Así, se creó un sistema de masas y la calidad pasó a segundo término. Seguimos
sacando del sistema educativo a analfabetas funcionales.
Segundo, dentro del sistema educativo público, el SNTE
fue parte del sistema corporativista del PRI (y después con el gobierno de
Calderón). Prebendas económicas a cambio del apoyo político. Para los líderes
de las diferentes secciones era más importante estar bien con el poder político
que cuidar la calidad de la educación. Inclusive, para los propios maestros era
más importante tener una buena relación con sus líderes sindicales que su labor
en las aulas.
Tercero, la opacidad en la labor magisterial y la
ausencia de libertad de elección para los padres de familia. Los padres no conocen
la calidad de la educación que reciben sus hijos y no tienen la libertad de
elegir en el sistema público de educación. Indispensable, en consecuencia,
ampliar el espectro de libertad de elección introduciendo el mecanismo de
“bonos educativos” válidos en cualquier escuela, pública o privada. Mayor
competencia derivará en mayor calidad.
Cuarto, el sistema de enseñanza, la pedagogía, es
obsoleta. Se sigue privilegiando el aprendizaje de memoria (y hasta en ello hay
enormes deficiencias) en lugar de inculcar el razonamiento y la investigación.

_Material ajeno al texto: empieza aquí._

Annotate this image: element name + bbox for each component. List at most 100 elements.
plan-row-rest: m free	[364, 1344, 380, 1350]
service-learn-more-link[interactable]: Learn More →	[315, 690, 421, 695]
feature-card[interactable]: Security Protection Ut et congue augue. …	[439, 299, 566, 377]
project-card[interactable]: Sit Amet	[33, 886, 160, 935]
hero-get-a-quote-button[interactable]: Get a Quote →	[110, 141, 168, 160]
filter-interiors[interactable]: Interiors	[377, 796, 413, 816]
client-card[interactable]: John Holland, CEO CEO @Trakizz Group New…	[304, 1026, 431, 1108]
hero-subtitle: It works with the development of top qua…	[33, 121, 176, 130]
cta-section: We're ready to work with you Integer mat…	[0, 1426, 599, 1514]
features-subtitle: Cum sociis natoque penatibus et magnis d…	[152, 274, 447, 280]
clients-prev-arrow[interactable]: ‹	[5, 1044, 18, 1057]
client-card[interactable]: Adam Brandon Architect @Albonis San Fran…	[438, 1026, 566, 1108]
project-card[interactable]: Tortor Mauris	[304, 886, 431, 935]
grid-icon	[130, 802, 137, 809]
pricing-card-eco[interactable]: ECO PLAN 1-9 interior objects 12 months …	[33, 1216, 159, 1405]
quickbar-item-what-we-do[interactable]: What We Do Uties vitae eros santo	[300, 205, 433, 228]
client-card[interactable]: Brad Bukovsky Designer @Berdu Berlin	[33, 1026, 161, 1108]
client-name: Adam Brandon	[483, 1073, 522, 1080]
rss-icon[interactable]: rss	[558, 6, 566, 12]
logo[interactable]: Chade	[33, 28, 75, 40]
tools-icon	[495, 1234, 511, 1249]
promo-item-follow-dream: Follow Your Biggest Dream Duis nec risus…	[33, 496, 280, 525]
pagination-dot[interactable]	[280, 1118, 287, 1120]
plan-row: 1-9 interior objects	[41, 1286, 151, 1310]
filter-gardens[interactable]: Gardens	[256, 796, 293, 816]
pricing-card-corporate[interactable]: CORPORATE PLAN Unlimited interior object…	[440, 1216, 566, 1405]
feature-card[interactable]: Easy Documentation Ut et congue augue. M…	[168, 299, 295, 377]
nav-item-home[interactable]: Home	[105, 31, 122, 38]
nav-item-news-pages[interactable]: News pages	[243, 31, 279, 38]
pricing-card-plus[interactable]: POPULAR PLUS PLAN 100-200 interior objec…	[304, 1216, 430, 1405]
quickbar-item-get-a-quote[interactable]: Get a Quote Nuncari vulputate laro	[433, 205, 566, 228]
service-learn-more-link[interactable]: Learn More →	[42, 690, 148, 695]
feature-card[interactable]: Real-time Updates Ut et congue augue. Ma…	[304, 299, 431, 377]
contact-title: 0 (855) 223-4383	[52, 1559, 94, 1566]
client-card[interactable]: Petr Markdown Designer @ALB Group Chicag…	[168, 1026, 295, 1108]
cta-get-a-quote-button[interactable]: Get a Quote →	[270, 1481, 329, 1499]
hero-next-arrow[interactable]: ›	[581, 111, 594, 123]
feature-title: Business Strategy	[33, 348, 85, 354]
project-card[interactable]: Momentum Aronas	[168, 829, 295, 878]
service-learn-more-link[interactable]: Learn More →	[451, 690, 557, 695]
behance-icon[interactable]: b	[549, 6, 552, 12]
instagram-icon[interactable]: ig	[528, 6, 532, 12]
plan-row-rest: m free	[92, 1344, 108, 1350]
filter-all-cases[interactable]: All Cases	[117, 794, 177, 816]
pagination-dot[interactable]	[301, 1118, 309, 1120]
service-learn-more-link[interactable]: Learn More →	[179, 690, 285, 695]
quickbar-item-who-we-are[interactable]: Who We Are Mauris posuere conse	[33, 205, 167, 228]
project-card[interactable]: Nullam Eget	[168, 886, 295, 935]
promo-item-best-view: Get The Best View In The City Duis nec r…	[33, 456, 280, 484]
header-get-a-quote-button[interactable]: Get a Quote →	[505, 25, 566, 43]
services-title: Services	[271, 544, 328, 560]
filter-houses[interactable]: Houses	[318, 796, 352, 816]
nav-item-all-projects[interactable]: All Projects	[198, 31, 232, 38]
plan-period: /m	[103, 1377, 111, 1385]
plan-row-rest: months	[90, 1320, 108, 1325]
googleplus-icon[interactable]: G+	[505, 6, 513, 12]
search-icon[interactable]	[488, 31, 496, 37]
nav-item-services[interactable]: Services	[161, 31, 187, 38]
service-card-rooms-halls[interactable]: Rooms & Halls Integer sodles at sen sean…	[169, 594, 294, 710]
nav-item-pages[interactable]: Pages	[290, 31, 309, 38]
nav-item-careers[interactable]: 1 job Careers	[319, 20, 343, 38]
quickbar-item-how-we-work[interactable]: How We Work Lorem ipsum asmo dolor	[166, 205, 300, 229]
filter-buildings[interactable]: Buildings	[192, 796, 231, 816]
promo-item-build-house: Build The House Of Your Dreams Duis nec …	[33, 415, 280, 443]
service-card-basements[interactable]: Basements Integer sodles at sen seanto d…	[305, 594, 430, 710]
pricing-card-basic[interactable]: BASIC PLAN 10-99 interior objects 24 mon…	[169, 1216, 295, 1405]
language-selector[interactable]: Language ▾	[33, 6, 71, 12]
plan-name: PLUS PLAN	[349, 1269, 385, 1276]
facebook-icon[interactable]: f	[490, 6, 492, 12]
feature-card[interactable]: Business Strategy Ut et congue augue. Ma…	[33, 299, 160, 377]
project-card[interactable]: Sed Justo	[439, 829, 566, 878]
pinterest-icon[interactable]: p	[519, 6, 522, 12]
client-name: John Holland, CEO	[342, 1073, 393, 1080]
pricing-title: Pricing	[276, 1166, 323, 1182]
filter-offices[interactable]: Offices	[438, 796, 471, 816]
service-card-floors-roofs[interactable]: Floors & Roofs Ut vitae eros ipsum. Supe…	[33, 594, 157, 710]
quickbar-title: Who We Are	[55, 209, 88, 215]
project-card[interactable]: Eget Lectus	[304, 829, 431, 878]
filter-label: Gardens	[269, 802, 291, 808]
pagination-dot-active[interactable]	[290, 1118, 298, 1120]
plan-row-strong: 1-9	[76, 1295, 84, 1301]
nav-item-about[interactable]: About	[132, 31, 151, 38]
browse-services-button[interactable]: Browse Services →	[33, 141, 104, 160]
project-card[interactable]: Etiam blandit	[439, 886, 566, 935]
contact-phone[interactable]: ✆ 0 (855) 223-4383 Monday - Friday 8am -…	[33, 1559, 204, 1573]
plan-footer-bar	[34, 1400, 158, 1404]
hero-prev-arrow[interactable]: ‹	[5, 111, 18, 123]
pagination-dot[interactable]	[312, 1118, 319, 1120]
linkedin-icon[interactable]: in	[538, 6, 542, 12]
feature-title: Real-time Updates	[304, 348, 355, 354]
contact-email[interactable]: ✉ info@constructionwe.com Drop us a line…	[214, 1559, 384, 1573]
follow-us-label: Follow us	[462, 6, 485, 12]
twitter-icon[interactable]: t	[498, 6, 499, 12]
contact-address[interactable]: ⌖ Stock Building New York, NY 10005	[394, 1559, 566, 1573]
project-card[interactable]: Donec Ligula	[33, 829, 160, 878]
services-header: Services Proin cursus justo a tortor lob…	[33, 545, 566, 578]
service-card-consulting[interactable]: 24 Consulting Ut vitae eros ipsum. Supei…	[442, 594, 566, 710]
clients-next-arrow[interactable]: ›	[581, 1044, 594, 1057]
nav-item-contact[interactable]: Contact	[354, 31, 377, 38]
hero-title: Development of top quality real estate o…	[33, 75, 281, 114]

Es obvio que hay “que saber cosas”, pero lo más importante es inducir a los
alumnos a aprender, a investigar, a razonar. Los alumnos mexicanos no sólo no
tienen los conocimientos básicos; peor aún, los que los tienen no saben cómo
usarlos.
Quinto, la labor de los padres de familia. En la
educación de sus hijos, los padres han descargado todo en la escuela, lo cual
es un grave error. Los padres tienen que involucrarse directamente en atender
el proceso de acumulación de capital humano de sus hijos, dedicando tiempo a
ayudarles a hacer las tareas, induciéndolos a la lectura, etcétera. Tomar la
actitud de “fue a la escuela y ya con eso” es insuficiente e injustificable. Yo
le enseñé a mi hijo, a sus cinco años, aritmética básica mientras desayunábamos
unos molletes. El involucramiento de los padres es esencial y crucial.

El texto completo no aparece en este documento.